How to find the Maclaurin series and the radius of convergence for `f(x)=1/(1+x)^2`?

Answer 1

`1/(1+x)^2=sum_(k=1)^oo(-1)^(k+1)kx^(k-1)` with `R=1`

Explanation:

We start with the well known series:

`1/(1-x)=sum_(k=0)^oox^k=1+x+x^2+x^3+...`

Replace `x` with `(-x)`:

`1/(1+x)=1/(1-(-x))=sum_(k=0)^oo(-x)^k=sum_(k=0)^oo(-1)^kx^k`

Note that the derivative of `1/(1+x)=(1+x)^-1` is `-(1+x)^-2=(-1)/(1+x)^2`. We should then differentiate the series:

`(-1)/(1+x)^2=d/dxsum_(k=0)^oo(-1)^kx^k=sum_(n=0)^oo(-1)^kd/dxx^k=sum_(k=0)^oo(-1)^k(kx^(k-1))`

We can move the index of the sum to start at `k=1`, since the term `k=0` results in an addend of just `0`.

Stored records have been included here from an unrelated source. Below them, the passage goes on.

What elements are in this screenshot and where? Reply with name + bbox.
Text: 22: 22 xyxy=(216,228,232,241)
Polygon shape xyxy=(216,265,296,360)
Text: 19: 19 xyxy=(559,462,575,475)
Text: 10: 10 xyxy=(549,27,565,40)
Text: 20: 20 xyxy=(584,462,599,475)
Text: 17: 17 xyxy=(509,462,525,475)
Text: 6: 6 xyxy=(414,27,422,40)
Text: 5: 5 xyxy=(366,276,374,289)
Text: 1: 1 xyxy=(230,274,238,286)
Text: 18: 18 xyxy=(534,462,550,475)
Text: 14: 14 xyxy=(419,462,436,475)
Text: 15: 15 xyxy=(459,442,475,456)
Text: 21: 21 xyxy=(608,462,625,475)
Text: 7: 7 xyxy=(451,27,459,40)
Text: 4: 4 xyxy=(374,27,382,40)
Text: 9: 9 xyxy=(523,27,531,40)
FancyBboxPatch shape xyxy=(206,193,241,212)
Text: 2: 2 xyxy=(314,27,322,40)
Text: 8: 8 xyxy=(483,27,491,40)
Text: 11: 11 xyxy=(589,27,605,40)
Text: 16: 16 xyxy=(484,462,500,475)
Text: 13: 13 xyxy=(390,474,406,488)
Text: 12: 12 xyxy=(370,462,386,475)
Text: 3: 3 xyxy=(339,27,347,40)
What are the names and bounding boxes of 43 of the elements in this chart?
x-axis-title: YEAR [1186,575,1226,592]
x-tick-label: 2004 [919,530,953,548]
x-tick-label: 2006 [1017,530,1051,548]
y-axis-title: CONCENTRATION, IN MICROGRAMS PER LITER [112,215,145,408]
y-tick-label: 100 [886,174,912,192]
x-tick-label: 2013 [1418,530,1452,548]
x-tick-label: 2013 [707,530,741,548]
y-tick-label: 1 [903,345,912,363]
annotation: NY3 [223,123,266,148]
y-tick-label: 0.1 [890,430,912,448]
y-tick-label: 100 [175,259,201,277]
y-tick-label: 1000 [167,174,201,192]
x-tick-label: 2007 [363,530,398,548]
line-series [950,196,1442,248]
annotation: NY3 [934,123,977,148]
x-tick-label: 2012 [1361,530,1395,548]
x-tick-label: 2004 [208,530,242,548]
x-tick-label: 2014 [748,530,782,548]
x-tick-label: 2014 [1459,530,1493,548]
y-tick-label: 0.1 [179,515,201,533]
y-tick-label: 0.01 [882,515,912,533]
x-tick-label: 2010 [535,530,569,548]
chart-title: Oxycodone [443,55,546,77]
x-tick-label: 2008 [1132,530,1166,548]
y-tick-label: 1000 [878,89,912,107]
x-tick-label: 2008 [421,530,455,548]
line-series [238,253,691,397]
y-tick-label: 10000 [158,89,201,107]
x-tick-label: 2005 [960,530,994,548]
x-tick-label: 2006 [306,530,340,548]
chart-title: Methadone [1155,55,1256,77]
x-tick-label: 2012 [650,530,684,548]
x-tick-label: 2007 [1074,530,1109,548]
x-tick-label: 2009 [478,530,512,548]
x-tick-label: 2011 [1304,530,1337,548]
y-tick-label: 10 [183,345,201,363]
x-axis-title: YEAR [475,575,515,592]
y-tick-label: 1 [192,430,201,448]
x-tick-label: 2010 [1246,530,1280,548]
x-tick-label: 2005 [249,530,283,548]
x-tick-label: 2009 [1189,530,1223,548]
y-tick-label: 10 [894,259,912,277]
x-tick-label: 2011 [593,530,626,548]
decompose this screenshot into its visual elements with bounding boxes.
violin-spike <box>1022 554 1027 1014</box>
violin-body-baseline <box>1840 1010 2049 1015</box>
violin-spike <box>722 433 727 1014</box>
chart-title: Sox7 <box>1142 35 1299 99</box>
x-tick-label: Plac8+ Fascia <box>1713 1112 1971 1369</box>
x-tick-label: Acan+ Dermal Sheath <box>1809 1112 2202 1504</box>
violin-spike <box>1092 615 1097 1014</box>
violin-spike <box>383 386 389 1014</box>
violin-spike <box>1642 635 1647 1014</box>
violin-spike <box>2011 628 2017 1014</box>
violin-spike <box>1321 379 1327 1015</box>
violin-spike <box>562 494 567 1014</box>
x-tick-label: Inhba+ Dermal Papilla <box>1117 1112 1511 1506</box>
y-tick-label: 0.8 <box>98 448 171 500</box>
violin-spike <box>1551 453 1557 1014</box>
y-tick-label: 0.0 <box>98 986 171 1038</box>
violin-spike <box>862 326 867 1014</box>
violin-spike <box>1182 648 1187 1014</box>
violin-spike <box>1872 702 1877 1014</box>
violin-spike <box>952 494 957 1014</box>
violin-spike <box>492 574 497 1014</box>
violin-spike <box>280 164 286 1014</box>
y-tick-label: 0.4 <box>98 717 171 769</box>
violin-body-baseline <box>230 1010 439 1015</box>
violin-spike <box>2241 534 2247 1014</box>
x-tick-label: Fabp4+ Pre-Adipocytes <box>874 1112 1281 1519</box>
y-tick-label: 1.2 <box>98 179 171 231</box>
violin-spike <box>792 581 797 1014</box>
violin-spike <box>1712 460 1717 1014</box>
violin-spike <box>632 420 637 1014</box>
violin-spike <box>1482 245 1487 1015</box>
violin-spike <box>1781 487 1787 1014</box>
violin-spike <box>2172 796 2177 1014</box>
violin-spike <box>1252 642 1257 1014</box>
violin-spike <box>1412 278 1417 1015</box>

We also multiply by a factor of `-1` to find the desired result:

`1/(1+x)^2=-sum_(k=1)^oo(-1)^kkx^(k-1)=sum_(k=1)^oo(-1)^(k+1)kx^(k-1)`

`=1-2x+3x^2-4x^3+...`

Which has radius of convergence `R=1`, since the original substitution of `-x` for `x` would not affect the radius, and neither would the differentiation or multiplication by a factor of `-1`.